Vadim Rizov’s review published on Letterboxd:
This is one long joke about reshoots, changing actor reactions take by take, and continuity, which isn’t automatically a metaphor for anything, just a logistical pain in the ass. But it’s also an opportunity for redoes and seeing how each choice produces new, branching-off results, and I’m surprised every Hong movie since like A Tale of Cinema hasn’t been compared to this.
This is a peak “Bill Murray vehicle” for him to be quippy, reflexively disdainful and so stuck within his own perpetually unhappy gravity that he makes Chris Elliott look like a barometer of normal humanity (until Murray ascends up the moral ladder at the end, at which point Elliott slides down into sub-Back to the Future-Crispin Glover schmuck range). To the extent Phil “evolves,” that’s because his schtick is recontextualized by a screenplay that’s unabashedly Buddhist and wonky in a very particular way (if also very LA in its limitations; it’s hard not to imagine Ramis and, say, Garry Shandling getting deep in space and time back in the day). You cannot see inside Phil, let alone any evidence he gets it for any reason other than self-interest.
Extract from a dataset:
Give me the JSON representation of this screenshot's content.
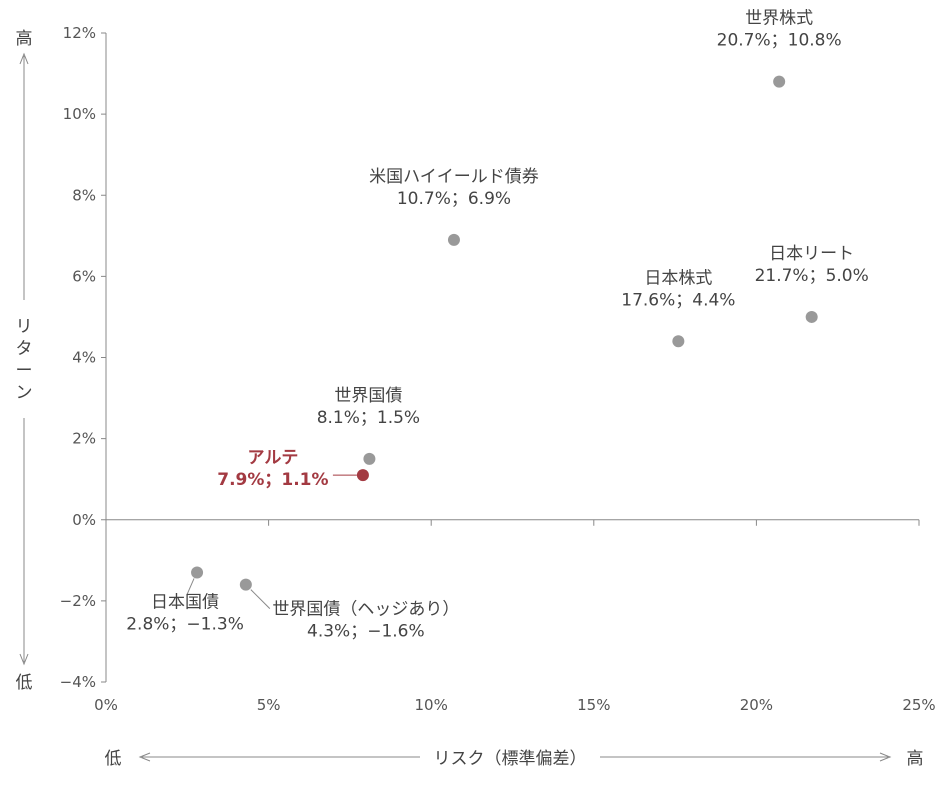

Murray’s very funny and also a total pain in the ass, in the way nonstop mordancy can quickly go from hilarious to oppressive. He basically games out an entire day from start to finish, learning how to do the “right thing” so he can a) build/maintain a relationship he would otherwise divebomb 20 times daily without even meaning to b) get to the next day. That’s the sole goal, and interior growth is not on the table. I’m not remotely surprised to find out Murray was in a nasty mid-divorce mood while making this and would probably have rather it all just went away.